D’autre part, la CJUE retient que le mécanisme de médiation prévu par la décision d’adéquation ne fournit pas aux personnes concernées une voie de recours devant un organe offrant des garanties substantiellement équivalentes à celles requises en droit de l’Union, de nature à assurer tant l’indépendance du médiateur prévu par ce mécanisme que l’existence de normes habilitant ledit médiateur à adopter des décisions contraignantes à l’égard des services de renseignement américains. Il en résulte une incompatibilité de la règlementation américaine avec l’article 47 de la Charte des droits fondamentaux de l’UE (droit à un recours effectif et à un tribunal impartial).

Quelle est la situation actuelle ?

L’invalidation du Privacy Shield nous place dans la situation de l’absence d’une décision d’adéquation. Mais l’invalidation d’une décision d’adéquation ne crée aucun vide juridique. En effet, si la règle de principe est qu’aucun transfert de données à caractère personnel ne peut intervenir avec un pays tiers sauf si une décision d’adéquation a été prise par la Commission européenne (RGPD, art. 45), des solutions existent : les clauses contractuelles types adoptées par la Commission européenne (RGPD, art. 46), les Binding Corporate Rules (RGPD, art. 47) ou encore les cas de dérogation particulière (RGPD, art. 49), par exemple dans le cas où le transfert est nécessaire à l’exécution d’un contrat entre la personne concernée et le responsable de traitement ou encore lorsque le transfert est nécessaire pour la constatation, l’exercice ou la défense de droits en justice.

Et quid des avocats plus particulièrement ?

Concernant les avocats, il convient d’opérer une distinction.

D’une part, dans leurs relations avec leurs prestataires responsables de traitement et sous-traitants, ils doivent veiller à la présence des garanties appropriées ou à leur respect et peuvent, dans certains cas, s’appuyer sur les dérogations pour situation particulière visées par le RGPD.

D’autre part, dans leurs relations avec les autres avocats, ils peuvent invoquer la dérogation prévue à l’art. 49.1 c (transfert nécessaire à la conclusion ou à l’exécution d’un contrat conclu dans l’intérêt de la personne concernée entre le RT et une autre personne physique ou morale). Tel est le cas lorsque les données sont nécessaires dans le cadre d’un échange avec un confrère adverse établi aux États-Unis.
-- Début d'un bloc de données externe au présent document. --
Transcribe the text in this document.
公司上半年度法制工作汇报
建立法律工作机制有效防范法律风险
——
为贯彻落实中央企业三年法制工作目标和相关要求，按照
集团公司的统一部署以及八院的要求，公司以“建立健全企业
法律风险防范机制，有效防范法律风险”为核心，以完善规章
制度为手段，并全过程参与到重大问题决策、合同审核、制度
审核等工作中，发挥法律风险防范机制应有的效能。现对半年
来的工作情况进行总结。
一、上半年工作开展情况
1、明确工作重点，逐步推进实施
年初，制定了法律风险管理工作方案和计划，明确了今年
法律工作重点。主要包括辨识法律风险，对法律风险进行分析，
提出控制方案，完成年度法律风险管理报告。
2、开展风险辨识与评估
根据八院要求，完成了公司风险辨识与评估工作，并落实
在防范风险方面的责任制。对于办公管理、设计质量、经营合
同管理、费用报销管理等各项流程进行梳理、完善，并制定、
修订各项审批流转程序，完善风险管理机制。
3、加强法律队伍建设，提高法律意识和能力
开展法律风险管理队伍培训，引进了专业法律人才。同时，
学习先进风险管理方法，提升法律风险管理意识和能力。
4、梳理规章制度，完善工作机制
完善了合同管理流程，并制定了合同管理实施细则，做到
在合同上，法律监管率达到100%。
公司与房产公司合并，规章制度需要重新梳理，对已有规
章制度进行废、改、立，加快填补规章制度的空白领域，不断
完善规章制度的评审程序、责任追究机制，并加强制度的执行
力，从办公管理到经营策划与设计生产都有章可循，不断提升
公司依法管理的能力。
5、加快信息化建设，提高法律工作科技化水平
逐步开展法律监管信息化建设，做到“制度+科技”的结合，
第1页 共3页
Ils peuvent également recourir à la dérogation prévue à l’article 49.1 e (transfert nécessaire pour la constatation, l’exercice ou la défense de droits en justice) qui se justifie dans le cadre des activités contentieuses.

Quant aux cabinets internationaux, ils peuvent adopter des Biding Corporate Rules ou encore viser la dérogation prévue à l’article art. 49.1.b (le transfert est nécessaire à l’exécution d’un contrat entre la personne concernée et le responsable de traitement).

L’article 49.1 al.2 ouvre également une voie possible, sous réserve de documenter le transfert et de procéder à un certain nombre de vérifications, mais l’information à l’autorité de contrôle soulève une question, celle de la compatibilité avec le secret professionnel.

Il existe donc toujours des solutions en attendant une nouvelle décision d’adéquation !

Chronique de Christiane Féral-Schuhl, avocate associée du cabinet Féral-Schuh.